For unordered lists, you can select whether the bullet style should be circular, square, or none:

ul {
list-style-type: square;
}
apple
Is a
List
Try changing “square” to “circle” or “disc” for other effects. You can also use an image in place of your bullets by specifying its URL:

ul {
list-style-image: url(http://www.w3schools.com/css/arrow.gif);
}
This
Is a
List
Ordered lists can have any combination of Roman numerals, decimal, alphabetic characters and more. A nice trick is to nest lists within lists, then use the CSS nested selector syntax we learned earlier to style different levels of your list differently, like this:

ol {
list-style-type: upper-roman;
}

ol ol {
list-style-type: decimal;
}

ol ol ol {
list-style-type: lower-alpha;
}
Person
Place
Region
Country
United States
Canada
Mexico
State
Thing
In the example here, ordered lists “ol” are told to use “upper-roman” as the list-style-type, unless it’s an ordered list inside of an ordered list, in which case the list-style-type is “decimal”… unless it’s a triply nested ordered list, in which case the list-style-type is “lower-alpha.” This technique is the key to building CSS based flyout navigation menus.

LISTS AS MENUS IN CSS

By default, list items are “block-level elements,” which means each one gets a line break above and below itself. To make a list appear horizontally, we need to override the default block behavior and use CSS to tell list items that they’re “inline” elements instead. In this example, we’ve also added background-color and padding to our list items, to make them appear like real menu items. Here is the simple HTML and CSS to create a basic list menu.

li {
display: inline;
list-style-type: none;
background-color:#425899;
color:white;
padding:5px;
}

<ul>
<li>Item one</li>
<li>Item two</li>
<li>Item three</li>
<li>Item four</li>
<li>Item five</li>
</ul>
Which seen by the browser it looks like this:

To make the experience more intuitive, we want to add some rollover behavior, so that the list items change color when the mouse rolls over them. To accomplish this, we’ll first make our list items into links (in the HTML). Then we’ll again use the CSS nested selector syntax to detect a linked item inside of a list item. Finally, we’ll use the anchor tag’s :hover pseudo-property to change appearance when a list item is in a certain state – namely, when the mouse is hovering over it.

li {
display: inline;
list-style-type: none;
}

li a {
background-color: #60996C;
color:white;
padding:5px;
text-decoration:none; 
}

li a:hover { 
/* This rule is only in effect when mouse is hovering */
background-color: #567499;
}

<ul>
<li><a href=”#”>Item one</a></li>
<li><a href=”#”>Item two</a></li>
<li><a href=”#”>Item three</a></li>
<li><a href=”#”>Item four</a></li>
<li><a href=”#”>Item five</a></li>
</ul>


See below. Roll mouse over list items to see the hover state in effect.

HOMEWORK | WEEK 4

If you receive any comments from me today in class, or via email in the following week, incorporate them into your pages.
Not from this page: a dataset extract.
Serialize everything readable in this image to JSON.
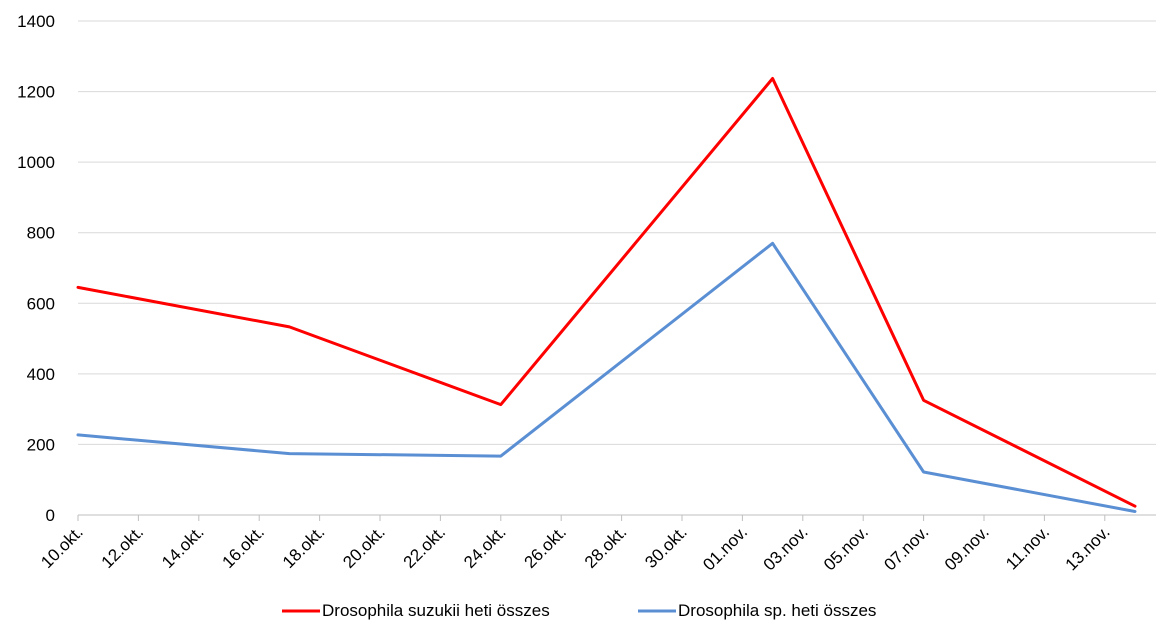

Watch the “Box model with css” video on this page again. Create a new page and call it boxmodel.html. Make sure you update you navigation list in your other pages to add this new page. In your boxmodel.html page, create a page with the black, green red and blue boxes that looks exactly like what is in the video. Make a SPECIFIC css document for this boxmodel and call it boxmodel.css.

Post the new work and link it to your homework page.

Create your nav document in Photoshop and using the code I’ve supplied above, create a new nav for your HTML pages.